Hezbollah has now recovered and reportedly has 40,000 missiles aimed at Israel, many with the range to reach Tel Aviv.


Similarly, the Israeli evacuation of Gaza resulted, ultimately, in the creation of Hamastan in Gaza firing more than 8,000 missiles into Israel from 2001 to 2009.


The common denominator is Iran, which -- with all due respect to Michelle Dunne of the Carnegie Endowment for International Peace -- endangers American troops in Iraq and the rest of the Middle East, as the commentary of Arab diplomats and military officials found in WikiLeaks documents aptly illustrates.


Missing from the Star Tribune editorial is solicitude toward Christians who are suffering throughout the Middle East -- the cradle of Christianity. Deadly church bombings in Iraq last October and in Egypt last month are aimed at driving Christians from lands where they have lived since antiquity.

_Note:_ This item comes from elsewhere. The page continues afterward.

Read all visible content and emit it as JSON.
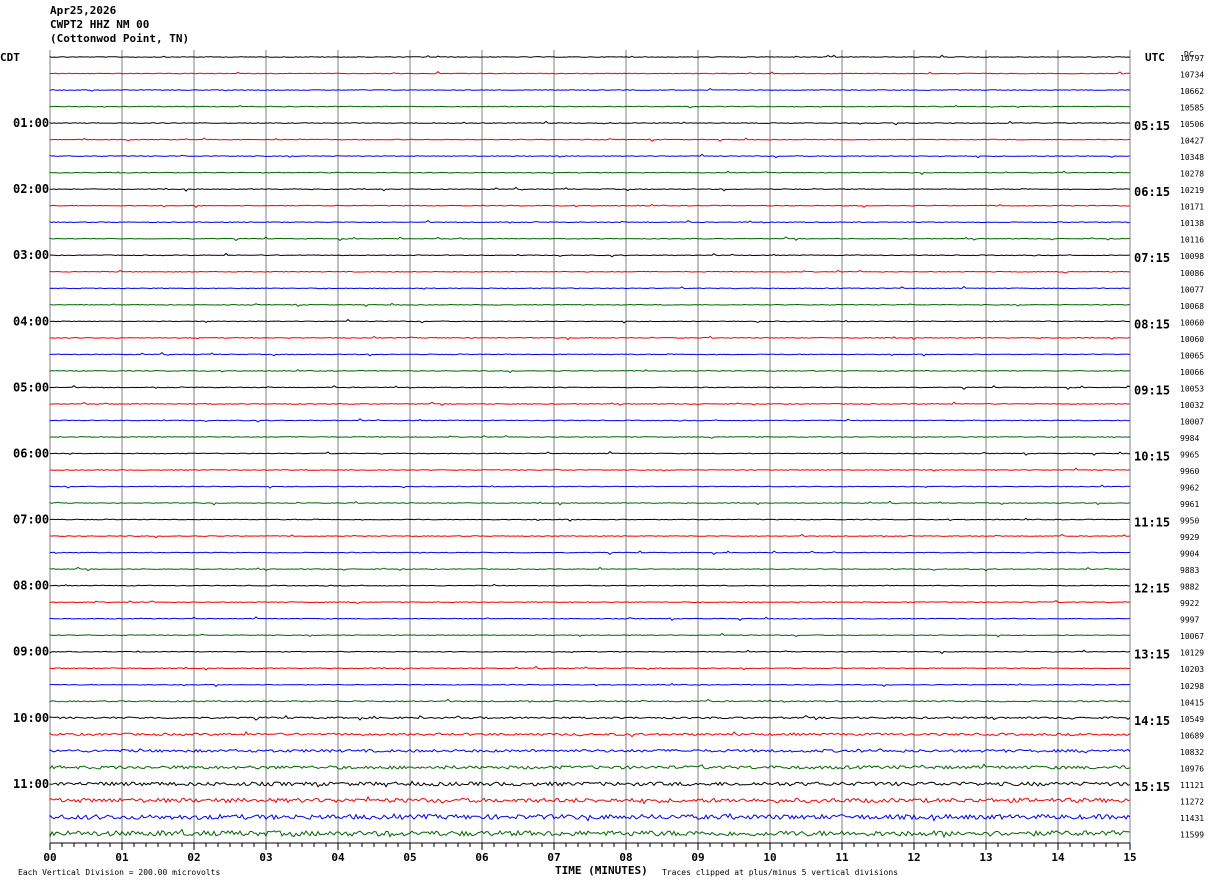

Iran supplements this terrorism with ongoing persecution of its Christian minority. In the early morning of Christmas Day, 25 Christians were arrested -- 14 remain in prison.

The governor of Tehran has labeled these evangelical believers as "missionaries" and is threatening more arrests in the future.


As was noted in the New York Times on Dec. 13, Nassir Sharhoom, 47, an Iraqi Christian who fled Baghdad last month with his family for the Kurdish capital of Erbil, said: "It's exactly what happened to the Jews; they want us all to go."


While much of the world remains silent on the plight of Christians in Iraq, Egypt and Syria, the Jewish people cannot ignore the situation.


Christianity has traveled a remarkable distance in the aftermath of the Holocaust in coming to terms with Judaism.


The teachings of the Nostra Aetate, the rejection of supercessionism and recognition of the Jewish roots of Christianity have built a foundation of increased theological trust between Jews and Christians.


In Israel, according to Rabbi Eugene Korn, North American director of the Center for Jewish-Christian Understanding and Cooperation, the number of Christians in Israel has risen from approximately 40,000 in 1948 to 155,000 today.


By contrast, approximately 2 million Christians have left Muslim countries in the Middle East in the last 20 years.


This greater sense of kinship between Jews and Christians must include the taking of joint steps, when possible, to protect the Christians of the Middle East.


As Pope Benedict prayed in his Christmas message from St. Peter's Basilica: "May the comforting message of the coming of Emmanuel ease the pain and bring consolation amid their trials to the beloved Christian communities in Iraq and throughout the Middle East."